I just didn’t know why.
Until…
“Oh, God,” I said as my arm went up over my nose.
The pieces dropped into place like lightning. Like the smell was the last thing my senses needed to register why Ranger didn’t register any women in the building.
I reached for my flashlight and pulled it off my hip.
“Please be wrong,” I muttered to myself as I slowly migrated toward where the smell emanated from. “Please be wrong. Please be wrong. Please be wrong.”
“Goddamn it, Brutus!” Cap called out in the distance.
I barely heard the commotion. All I could do was dread what I already knew was coming. When I reached a trembling hand out for the door that I found ajar, I didn’t even have to open it to know what I’d find.
The fly that slipped through the crack of the door told me everything just as I eased it open.
“Oh my God,” I heaved out.
There she laid with her clouded eyes wide and filled with fear. They were clouded over. Beautiful blue eyes that would never see the light of day again. Her body, laying on top of another one.
Another woman.
With wide, accusing, clouded over brown eyes.
That’s why no women registered as heat signatures.
They got rid of their merchandise.
My hand found the medical bag at my hip on pure instinct.
The one I packed at the clinic, the one I loaded so carefully because I wanted to be ready for anything.
I had gloves in there. I had evidence bags.

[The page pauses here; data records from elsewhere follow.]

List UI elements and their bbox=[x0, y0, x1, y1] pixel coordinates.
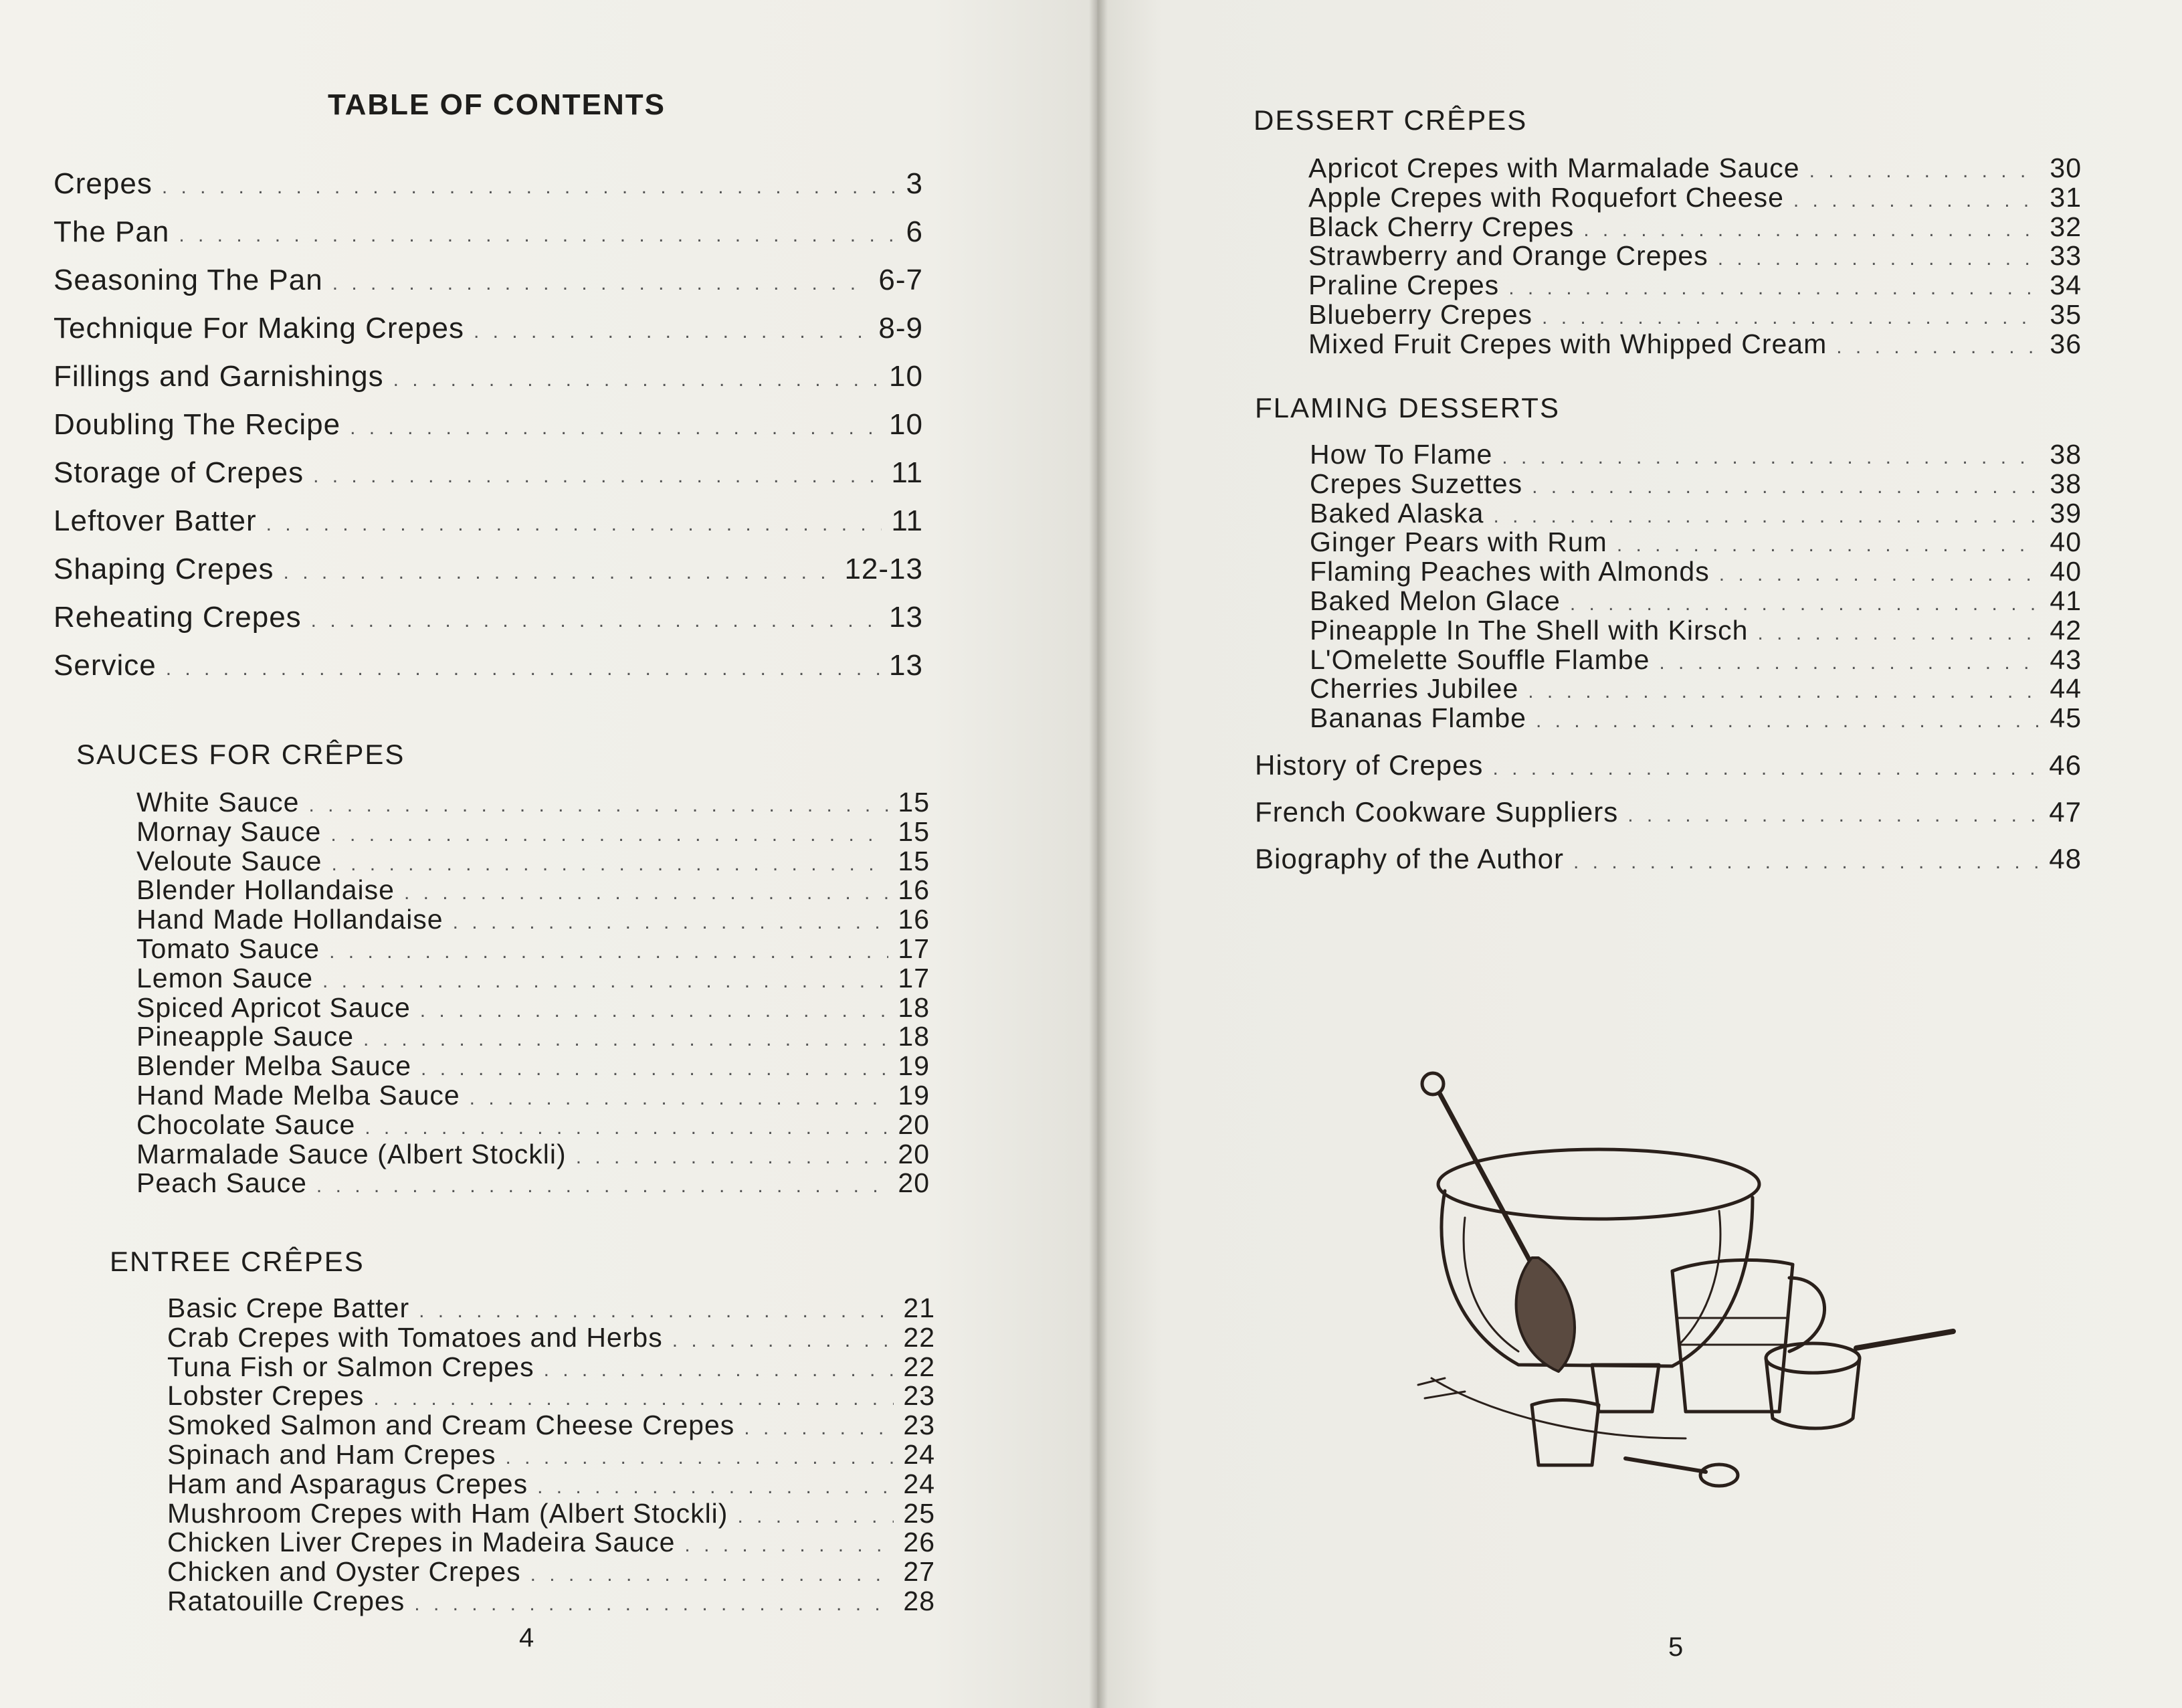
dot-leader bbox=[1536, 710, 2040, 733]
entry-page: 21 bbox=[903, 1293, 935, 1323]
toc-entry bbox=[167, 1293, 935, 1322]
entry-label: Blender Hollandaise bbox=[136, 874, 395, 906]
dot-leader bbox=[414, 1593, 894, 1616]
toc-entry bbox=[136, 816, 930, 846]
entry-label: Seasoning The Pan bbox=[54, 264, 323, 296]
toc-entry bbox=[1255, 796, 2082, 843]
toc-entry bbox=[136, 1139, 930, 1168]
entry-page: 8-9 bbox=[878, 312, 923, 345]
toc-entry bbox=[1310, 468, 2082, 498]
entry-label: Smoked Salmon and Cream Cheese Crepes bbox=[167, 1410, 735, 1441]
dot-leader bbox=[1627, 804, 2040, 827]
entry-label: Spiced Apricot Sauce bbox=[136, 991, 411, 1023]
entry-label: Black Cherry Crepes bbox=[1308, 211, 1575, 242]
dot-leader bbox=[421, 1058, 888, 1080]
toc-entry bbox=[1308, 240, 2082, 270]
dot-leader bbox=[1757, 622, 2040, 645]
entry-page: 6-7 bbox=[878, 264, 923, 296]
toc-entry bbox=[1310, 702, 2082, 732]
entry-label: Baked Alaska bbox=[1310, 497, 1484, 529]
toc-entry bbox=[1310, 673, 2082, 702]
entry-label: Ratatouille Crepes bbox=[167, 1585, 405, 1616]
entry-label: Chicken Liver Crepes in Madeira Sauce bbox=[167, 1527, 676, 1558]
dot-leader bbox=[1492, 757, 2040, 780]
entry-label: Shaping Crepes bbox=[54, 553, 274, 585]
measuring-pitcher bbox=[1672, 1260, 1793, 1412]
kitchen-utensils-illustration bbox=[1405, 1064, 1967, 1505]
dot-leader bbox=[1528, 680, 2040, 703]
bowl-body bbox=[1442, 1191, 1753, 1366]
entry-page: 17 bbox=[898, 962, 930, 993]
toc-entry bbox=[54, 408, 923, 456]
toc-entry bbox=[136, 1080, 930, 1109]
dot-leader bbox=[530, 1563, 894, 1586]
entry-page: 38 bbox=[2050, 439, 2082, 470]
dot-leader bbox=[1719, 563, 2041, 586]
dot-leader bbox=[350, 417, 880, 440]
entry-page: 19 bbox=[898, 1079, 930, 1111]
toc-entry bbox=[136, 1167, 930, 1197]
dot-leader bbox=[737, 1505, 894, 1528]
entry-label: Veloute Sauce bbox=[136, 845, 322, 876]
toc-entry bbox=[136, 992, 930, 1022]
dot-leader bbox=[537, 1476, 894, 1499]
toc-entry bbox=[136, 1050, 930, 1080]
dot-leader bbox=[316, 1175, 888, 1198]
entry-label: Crepes Suzettes bbox=[1310, 468, 1523, 499]
dot-leader bbox=[1570, 593, 2041, 615]
toc-entry bbox=[136, 904, 930, 933]
toc-entry bbox=[1310, 498, 2082, 527]
toc-entry bbox=[136, 1021, 930, 1050]
entry-label: Biography of the Author bbox=[1255, 843, 1564, 874]
entry-page: 13 bbox=[889, 649, 923, 682]
entry-label: Spinach and Ham Crepes bbox=[167, 1438, 496, 1470]
dot-leader bbox=[1583, 219, 2040, 242]
sauces-list bbox=[136, 787, 930, 1197]
toc-entry bbox=[54, 215, 923, 264]
toc-entry bbox=[1308, 299, 2082, 328]
entry-label: French Cookware Suppliers bbox=[1255, 796, 1619, 828]
entry-label: White Sauce bbox=[136, 787, 300, 818]
entry-page: 32 bbox=[2050, 211, 2082, 242]
dot-leader bbox=[162, 176, 897, 199]
toc-entry bbox=[1308, 153, 2082, 182]
entry-label: Leftover Batter bbox=[54, 504, 257, 537]
entry-label: Service bbox=[54, 649, 157, 682]
entry-label: Lobster Crepes bbox=[167, 1380, 365, 1412]
entry-label: Marmalade Sauce (Albert Stockli) bbox=[136, 1138, 567, 1169]
entry-label: Blueberry Crepes bbox=[1308, 298, 1533, 330]
entry-page: 18 bbox=[898, 991, 930, 1023]
saucepan-handle bbox=[1856, 1331, 1953, 1348]
entry-page: 44 bbox=[2050, 673, 2082, 704]
dot-leader bbox=[363, 1028, 888, 1051]
toc-title: TABLE OF CONTENTS bbox=[328, 88, 666, 121]
entry-label: Flaming Peaches with Almonds bbox=[1310, 556, 1710, 587]
dot-leader bbox=[1836, 336, 2040, 359]
toc-entry bbox=[54, 360, 923, 408]
entry-page: 20 bbox=[898, 1109, 930, 1140]
dot-leader bbox=[470, 1087, 889, 1110]
entry-page: 46 bbox=[2049, 749, 2082, 781]
toc-entry bbox=[1255, 749, 2082, 796]
dot-leader bbox=[1573, 851, 2040, 874]
toc-entry bbox=[167, 1410, 935, 1439]
dot-leader bbox=[330, 824, 888, 846]
flaming-heading: FLAMING DESSERTS bbox=[1255, 392, 1560, 423]
dot-leader bbox=[684, 1534, 894, 1557]
entry-label: Peach Sauce bbox=[136, 1167, 307, 1199]
entry-page: 11 bbox=[891, 456, 923, 489]
dot-leader bbox=[420, 1000, 889, 1022]
entry-page: 13 bbox=[889, 601, 923, 634]
toc-entry bbox=[167, 1322, 935, 1351]
entry-page: 10 bbox=[889, 408, 923, 441]
entry-page: 16 bbox=[898, 874, 930, 906]
dot-leader bbox=[166, 658, 880, 680]
toc-entry bbox=[1310, 439, 2082, 468]
entry-page: 30 bbox=[2050, 153, 2082, 183]
entry-label: Chocolate Sauce bbox=[136, 1109, 356, 1140]
dot-leader bbox=[284, 561, 835, 584]
entry-label: Basic Crepe Batter bbox=[167, 1293, 410, 1323]
toc-entry bbox=[167, 1439, 935, 1468]
entry-label: Bananas Flambe bbox=[1310, 702, 1526, 734]
toc-entry bbox=[1310, 644, 2082, 674]
entry-label: L'Omelette Souffle Flambe bbox=[1310, 644, 1650, 675]
entry-label: Tomato Sauce bbox=[136, 933, 320, 964]
dot-leader bbox=[331, 853, 888, 876]
entry-label: Apple Crepes with Roquefort Cheese bbox=[1308, 181, 1784, 213]
dot-leader bbox=[1532, 476, 2040, 498]
closing-entries-list bbox=[1255, 749, 2082, 890]
entry-page: 22 bbox=[903, 1351, 935, 1382]
toc-entry bbox=[1308, 211, 2082, 241]
entry-label: Blender Melba Sauce bbox=[136, 1050, 412, 1082]
toc-entry bbox=[167, 1468, 935, 1498]
dot-leader bbox=[179, 224, 896, 247]
entry-label: Strawberry and Orange Crepes bbox=[1308, 240, 1708, 272]
dot-leader bbox=[419, 1300, 894, 1323]
toc-entry bbox=[167, 1586, 935, 1615]
dot-leader bbox=[311, 609, 880, 632]
entry-page: 20 bbox=[898, 1167, 930, 1199]
dot-leader bbox=[322, 970, 888, 993]
dot-leader bbox=[313, 465, 882, 488]
entry-page: 40 bbox=[2050, 556, 2082, 587]
entry-page: 18 bbox=[898, 1021, 930, 1052]
entry-page: 36 bbox=[2050, 328, 2082, 359]
dot-leader bbox=[453, 911, 889, 934]
toc-entry bbox=[136, 874, 930, 904]
entry-page: 48 bbox=[2049, 843, 2082, 874]
dot-leader bbox=[1493, 505, 2040, 528]
entry-page: 24 bbox=[903, 1438, 935, 1470]
entry-label: Mushroom Crepes with Ham (Albert Stockli) bbox=[167, 1497, 728, 1529]
toc-entry bbox=[1308, 182, 2082, 211]
main-entries-list bbox=[54, 167, 923, 697]
entry-label: Ginger Pears with Rum bbox=[1310, 527, 1607, 558]
entry-label: Hand Made Melba Sauce bbox=[136, 1079, 460, 1111]
entry-page: 10 bbox=[889, 360, 923, 393]
dot-leader bbox=[404, 882, 888, 905]
sauces-heading: SAUCES FOR CRÊPES bbox=[76, 739, 405, 770]
entry-page: 33 bbox=[2050, 240, 2082, 272]
toc-entry bbox=[1310, 585, 2082, 615]
entrees-heading: ENTREE CRÊPES bbox=[110, 1246, 365, 1277]
entry-label: Tuna Fish or Salmon Crepes bbox=[167, 1351, 534, 1382]
entry-page: 26 bbox=[903, 1527, 935, 1558]
entry-label: Cherries Jubilee bbox=[1310, 673, 1519, 704]
entry-page: 41 bbox=[2050, 585, 2082, 616]
toc-entry bbox=[54, 456, 923, 504]
entry-page: 17 bbox=[898, 933, 930, 964]
toc-entry bbox=[54, 264, 923, 312]
entry-label: Apricot Crepes with Marmalade Sauce bbox=[1308, 153, 1800, 183]
entry-page: 45 bbox=[2050, 702, 2082, 734]
entry-page: 27 bbox=[903, 1556, 935, 1588]
toc-entry bbox=[1308, 270, 2082, 299]
toc-entry bbox=[54, 167, 923, 215]
entry-page: 42 bbox=[2050, 614, 2082, 646]
entry-label: Reheating Crepes bbox=[54, 601, 302, 634]
toc-entry bbox=[167, 1351, 935, 1381]
entry-page: 35 bbox=[2050, 298, 2082, 330]
entry-page: 12-13 bbox=[844, 553, 923, 585]
entry-page: 34 bbox=[2050, 270, 2082, 301]
entry-page: 20 bbox=[898, 1138, 930, 1169]
entry-page: 23 bbox=[903, 1380, 935, 1412]
entry-label: History of Crepes bbox=[1255, 749, 1484, 781]
toc-entry bbox=[136, 963, 930, 992]
dot-leader bbox=[744, 1417, 894, 1440]
entry-label: Storage of Crepes bbox=[54, 456, 304, 489]
dot-leader bbox=[1793, 189, 2041, 212]
page-number-right: 5 bbox=[1668, 1632, 1684, 1662]
entry-page: 25 bbox=[903, 1497, 935, 1529]
entry-page: 15 bbox=[898, 845, 930, 876]
toc-entry bbox=[136, 846, 930, 875]
dot-leader bbox=[505, 1446, 894, 1469]
entry-page: 47 bbox=[2049, 796, 2082, 828]
fluted-mold bbox=[1532, 1400, 1599, 1466]
entry-page: 38 bbox=[2050, 468, 2082, 499]
dot-leader bbox=[672, 1329, 894, 1352]
measuring-spoon bbox=[1625, 1458, 1706, 1472]
entry-label: Technique For Making Crepes bbox=[54, 312, 464, 345]
toc-entry bbox=[136, 1109, 930, 1139]
desserts-heading: DESSERT CRÊPES bbox=[1254, 104, 1528, 136]
page-number-left: 4 bbox=[519, 1623, 534, 1652]
entry-label: Pineapple In The Shell with Kirsch bbox=[1310, 614, 1749, 646]
entry-label: Fillings and Garnishings bbox=[54, 360, 384, 393]
entry-page: 43 bbox=[2050, 644, 2082, 675]
dot-leader bbox=[1809, 160, 2041, 183]
toc-entry bbox=[1255, 843, 2082, 890]
dot-leader bbox=[332, 272, 870, 295]
entry-page: 15 bbox=[898, 816, 930, 847]
entry-page: 6 bbox=[906, 215, 923, 248]
dot-leader bbox=[393, 369, 880, 391]
toc-entry bbox=[136, 933, 930, 963]
dot-leader bbox=[1718, 248, 2041, 270]
toc-entry bbox=[1308, 328, 2082, 358]
dot-leader bbox=[544, 1359, 894, 1382]
whisk-handle bbox=[1440, 1093, 1532, 1264]
toc-entry bbox=[136, 787, 930, 816]
entry-label: Ham and Asparagus Crepes bbox=[167, 1468, 528, 1499]
dot-leader bbox=[266, 513, 882, 536]
dot-leader bbox=[1502, 446, 2040, 469]
entry-page: 28 bbox=[903, 1585, 935, 1616]
entry-label: Mornay Sauce bbox=[136, 816, 322, 847]
entry-page: 22 bbox=[903, 1321, 935, 1353]
entry-page: 3 bbox=[906, 167, 923, 200]
toc-entry bbox=[1310, 556, 2082, 585]
entry-label: Praline Crepes bbox=[1308, 270, 1500, 301]
dot-leader bbox=[474, 320, 869, 343]
desserts-list bbox=[1308, 153, 2082, 358]
dot-leader bbox=[576, 1146, 889, 1169]
entry-page: 31 bbox=[2050, 181, 2082, 213]
toc-entry bbox=[54, 312, 923, 360]
entry-label: Chicken and Oyster Crepes bbox=[167, 1556, 521, 1588]
whisk-head bbox=[1516, 1258, 1575, 1371]
entry-label: Baked Melon Glace bbox=[1310, 585, 1561, 616]
entry-page: 19 bbox=[898, 1050, 930, 1082]
entry-label: Mixed Fruit Crepes with Whipped Cream bbox=[1308, 328, 1827, 359]
dot-leader bbox=[1508, 277, 2040, 300]
entrees-list bbox=[167, 1293, 935, 1615]
saucepan-rim bbox=[1766, 1343, 1860, 1373]
entry-page: 23 bbox=[903, 1410, 935, 1441]
toc-entry bbox=[1310, 527, 2082, 556]
dot-leader bbox=[329, 941, 888, 963]
dot-leader bbox=[1542, 306, 2040, 329]
toc-entry bbox=[167, 1498, 935, 1527]
dot-leader bbox=[1617, 534, 2041, 557]
toc-entry bbox=[167, 1380, 935, 1410]
entry-label: The Pan bbox=[54, 215, 170, 248]
dot-leader bbox=[308, 794, 888, 817]
toc-entry bbox=[54, 649, 923, 697]
entry-label: Lemon Sauce bbox=[136, 962, 314, 993]
toc-entry bbox=[1310, 615, 2082, 644]
entry-label: Hand Made Hollandaise bbox=[136, 904, 443, 935]
entry-label: How To Flame bbox=[1310, 439, 1493, 470]
book-gutter bbox=[1089, 0, 1108, 1708]
entry-label: Crepes bbox=[54, 167, 153, 200]
dot-leader bbox=[373, 1388, 894, 1410]
entry-label: Pineapple Sauce bbox=[136, 1021, 355, 1052]
toc-entry bbox=[167, 1556, 935, 1586]
entry-page: 39 bbox=[2050, 497, 2082, 529]
entry-label: Doubling The Recipe bbox=[54, 408, 341, 441]
toc-entry bbox=[54, 504, 923, 553]
dot-leader bbox=[365, 1117, 888, 1139]
entry-page: 15 bbox=[898, 787, 930, 818]
entry-page: 16 bbox=[898, 904, 930, 935]
entry-page: 11 bbox=[891, 504, 923, 537]
dot-leader bbox=[1659, 652, 2040, 674]
toc-entry bbox=[167, 1527, 935, 1556]
entry-label: Crab Crepes with Tomatoes and Herbs bbox=[167, 1321, 663, 1353]
flaming-list bbox=[1310, 439, 2082, 732]
entry-page: 24 bbox=[903, 1468, 935, 1499]
entry-page: 40 bbox=[2050, 527, 2082, 558]
toc-entry bbox=[54, 553, 923, 601]
toc-entry bbox=[54, 601, 923, 649]
small-cup bbox=[1592, 1365, 1659, 1412]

I had the kind of documentation supplies that a man with three doctorates knew to grab when he was walking into a situation that the DOJ was going to need to understand from the inside out.
I had never been more grateful for a stop in Redd Valley in my life.
“Ghooooooost!” I bellowed. “Ranger! I need a fucking camera over here! The best you’ve fucking got!”
This was definitely some shit our contact at the DOJ needed to fucking see.